Die Mitglieder der Bezirksräte wurden in allgemeiner, gleicher und freier Wahl[Anm. 2] für sechs Jahre bestimmt.[3] Es war ein Ehrenamt, ohne Bezahlung oder auch nur Erstattung der Auslagen[4], was den Kreis derjenigen, die eine solche Wahl annehmen konnten, beschränkte. Die meisten Bezirksräte hatten 12 Mitglieder, nur die des Regierungsbezirks Darmstadt (15) und des Regierungsbezirks Mainz (24) waren aufgrund der Einwohnerzahl größer.[5] Alle zwei Jahre stand ein Drittel der Sitze zur Neuwahl an.[6] Die Regierungskommission berief den Bezirksrat mindestens einmal im Jahr zusammen, in der Regel in der dritten Novemberwoche.[7] Die Versammlung war öffentlich[8] und wählte einen Vorsitzenden.[9] Mindestens ein Mitglied der Regierungskommission musste anwesend sein und auf Fragen Auskunft geben.[10] Mitarbeiter der Regierungskommission erstellten auch den Entwurf für das Protokoll.[11]

Kompetenzen

Bearbeiten

Der Bezirksrat konnte in einigen Angelegenheiten Entscheidungen treffen, in anderen war er nur beratend tätig und hatte nur das Recht, angehört zu werden[12]:

Entscheidungen zu
  • finanziellen Streitigkeiten zwischen Regierung und Gemeinden,
  • finanziellen Streitigkeiten zwischen Gemeinden und
  • Bürgeraufnahmen, die von den Gemeinden abgelehnt worden waren.
Anhörung bei
  • Streitigkeiten über Gemarkungsverhältnisse,
  • Erhebung indirekter Gemeindeabgaben,
  • Auflösung, Neubildung oder Vereinigung von Gemeinden,
  • Einrichtung von Bezirksanstalten und
  • Beschwerden und Gutachten über die öffentlichen Interessen des Bezirks.

Nach dem Sieg der Reaktion wurden die Regierungsbezirke 1852 – und mit ihnen die Bezirksräte – wieder abgeschafft, die vorrevolutionäre Struktur mit Provinzen und Kreisen wieder hergestellt.[13] Allerdings wurden 1853 nun Bezirksräte auf Kreisebene eingerichtet[14], deren Zustandekommen und beschnittenen Kompetenzen aber den reaktionären Verhältnissen angepasst war.

Zusammensetzung

Bearbeiten

Von den insgesamt 15 Mitgliedern jedes Bezirksrates wurden 12 in indirekter Wahl durch Bevollmächtigte der Gemeindevorstände bestimmt und die übrigen drei Mitglieder von den 24 Höchstbesteuerten des Kreises gewählt.[15] Für letztere galt noch mal intern ein Zensuswahlrecht: Die vier Höchstbesteuerten, die folgenden acht und dann alle übrigen Höchstbesteuerten wählten je ein Mitglied in die Versammlung.[16]
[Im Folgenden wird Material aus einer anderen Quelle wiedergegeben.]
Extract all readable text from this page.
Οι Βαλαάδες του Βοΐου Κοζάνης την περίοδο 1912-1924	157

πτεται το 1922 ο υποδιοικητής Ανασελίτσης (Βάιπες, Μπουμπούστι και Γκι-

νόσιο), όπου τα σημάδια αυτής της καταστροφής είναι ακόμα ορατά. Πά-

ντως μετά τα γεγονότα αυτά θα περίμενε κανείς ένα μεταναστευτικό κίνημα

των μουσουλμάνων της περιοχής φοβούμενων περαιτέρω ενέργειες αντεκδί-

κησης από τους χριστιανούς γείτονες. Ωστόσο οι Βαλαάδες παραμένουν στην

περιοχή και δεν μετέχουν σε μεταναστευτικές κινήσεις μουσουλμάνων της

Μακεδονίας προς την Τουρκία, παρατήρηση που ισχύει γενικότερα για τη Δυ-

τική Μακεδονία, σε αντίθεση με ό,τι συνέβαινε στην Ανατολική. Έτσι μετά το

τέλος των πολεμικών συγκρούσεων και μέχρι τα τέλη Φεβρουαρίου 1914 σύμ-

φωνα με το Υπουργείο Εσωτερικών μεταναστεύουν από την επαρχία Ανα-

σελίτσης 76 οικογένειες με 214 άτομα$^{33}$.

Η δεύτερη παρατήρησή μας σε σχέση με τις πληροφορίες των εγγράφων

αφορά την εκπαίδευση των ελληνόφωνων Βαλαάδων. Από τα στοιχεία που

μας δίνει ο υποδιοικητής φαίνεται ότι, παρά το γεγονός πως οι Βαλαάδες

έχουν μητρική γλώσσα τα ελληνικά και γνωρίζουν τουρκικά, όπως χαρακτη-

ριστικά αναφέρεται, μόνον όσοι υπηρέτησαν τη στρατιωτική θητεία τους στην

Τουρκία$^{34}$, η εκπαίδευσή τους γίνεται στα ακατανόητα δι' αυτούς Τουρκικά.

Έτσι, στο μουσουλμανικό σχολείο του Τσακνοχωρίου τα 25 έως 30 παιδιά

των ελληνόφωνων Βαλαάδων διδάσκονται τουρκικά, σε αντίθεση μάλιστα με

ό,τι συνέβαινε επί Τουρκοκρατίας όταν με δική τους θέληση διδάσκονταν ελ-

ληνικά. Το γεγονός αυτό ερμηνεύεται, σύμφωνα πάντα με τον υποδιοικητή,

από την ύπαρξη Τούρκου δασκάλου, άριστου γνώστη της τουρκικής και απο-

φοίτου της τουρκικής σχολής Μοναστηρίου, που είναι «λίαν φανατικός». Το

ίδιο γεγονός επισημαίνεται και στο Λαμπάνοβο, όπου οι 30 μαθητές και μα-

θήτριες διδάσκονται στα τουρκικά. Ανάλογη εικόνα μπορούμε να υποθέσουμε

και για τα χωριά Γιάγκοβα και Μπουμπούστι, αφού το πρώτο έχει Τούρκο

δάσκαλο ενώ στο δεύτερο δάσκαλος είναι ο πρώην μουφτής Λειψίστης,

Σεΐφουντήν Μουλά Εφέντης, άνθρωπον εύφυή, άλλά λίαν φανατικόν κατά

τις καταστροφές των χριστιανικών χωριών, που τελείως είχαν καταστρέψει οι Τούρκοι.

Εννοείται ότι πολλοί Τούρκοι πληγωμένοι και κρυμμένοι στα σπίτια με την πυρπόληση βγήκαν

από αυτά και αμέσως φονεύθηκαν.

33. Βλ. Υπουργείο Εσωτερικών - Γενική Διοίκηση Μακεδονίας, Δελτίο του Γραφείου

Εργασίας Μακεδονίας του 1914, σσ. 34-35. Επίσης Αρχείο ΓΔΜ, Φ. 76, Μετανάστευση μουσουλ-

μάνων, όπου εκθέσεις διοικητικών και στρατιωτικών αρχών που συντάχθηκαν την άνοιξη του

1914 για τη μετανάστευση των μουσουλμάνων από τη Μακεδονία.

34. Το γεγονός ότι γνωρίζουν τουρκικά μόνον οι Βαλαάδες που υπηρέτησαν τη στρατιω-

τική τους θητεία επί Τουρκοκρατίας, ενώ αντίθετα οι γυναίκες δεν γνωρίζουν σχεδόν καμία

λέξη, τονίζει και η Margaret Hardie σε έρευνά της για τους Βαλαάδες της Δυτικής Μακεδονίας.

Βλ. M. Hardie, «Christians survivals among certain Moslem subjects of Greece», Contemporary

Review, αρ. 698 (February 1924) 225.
Voraussetzungen für die Wählbarkeit waren, dass derjenige älter als 30 Jahre sein musste, das aktive Wahlrecht besaß und nicht als Beamter der Verwaltung tätig war.[17]

Die Amtszeit betrug neun Jahre. Alle drei Jahre wurde ein Drittel der Mandatsträger neu gewählt.[18] Das Ministerium des Innern konnte den Bezirksrat aber auch komplett auflösen, der dann innerhalb von drei Monaten neu gewählt werden musste.[19]

Kompetenzen

Bearbeiten

Den Bezirksräten zugewiesen waren

Entscheidungen
  • Finanzielle Streitigkeiten zwischen Regierung und Gemeinden.[20]
  • Finanzielle Streitigkeiten von Gemeinden untereinander bei Ausgaben im öffentlichen Interesse.[21]
Anhörung zu
  • Gegenständen, die eine oder mehrere Gemeinden oder den ganzen Bezirk betrafen.[22]

Gegen die Entscheidungen des Bezirksrates konnte vor dem Administrativjustizhof geklagt werden, diesem übergeordnet war wiederum der Staatsrat des Großherzogtums Hessen.[23]

Verfahren

Bearbeiten

Der Bezirksrat trat auf Einberufung des Kreisrates mindestens einmal im Jahr zusammen, in der Regel in der dritten Novemberwoche. Bei Bedarf waren weitere Sitzungen möglich. Sie fanden im jeweiligen Hauptort des Kreises statt. Das Sitzungslokal musste die Gemeinde stellen.[24] Die Sitzungen waren öffentlich.[25]

Der Vorsitzende der Versammlung wurde seitens der Regierung ernannt.[26] Mindestens ein Mitglied der Regierungskommission musste anwesend sein und auf Fragen Auskunft geben.[27]

Wissenswert

Bearbeiten

Die Bezirksräte auf Kreisebene gelten funktional als Vorläufer der Kreistage.[28]

Literatur

Bearbeiten
  • Klaus Dietrich Hoffmann: Die Geschichte der Provinz und des Regierungsbezirks Hessen. Rheinhessische Druckwerkstätte, Alzey 1985. ISBN 3-87854-047-7

Anmerkungen

Bearbeiten
  1. 1850 wurde der Regierungsbezirk Worms vom Regierungsbezirk Mainz abgetrennt.
  2. Selbstverständlich waren damit nur die erwachsenen, männlichen Staatsbürger gemeint, ein Frauenwahlrecht bestand nicht.

Einzelnachweise

Bearbeiten
  1. Hoffmann, S. 41.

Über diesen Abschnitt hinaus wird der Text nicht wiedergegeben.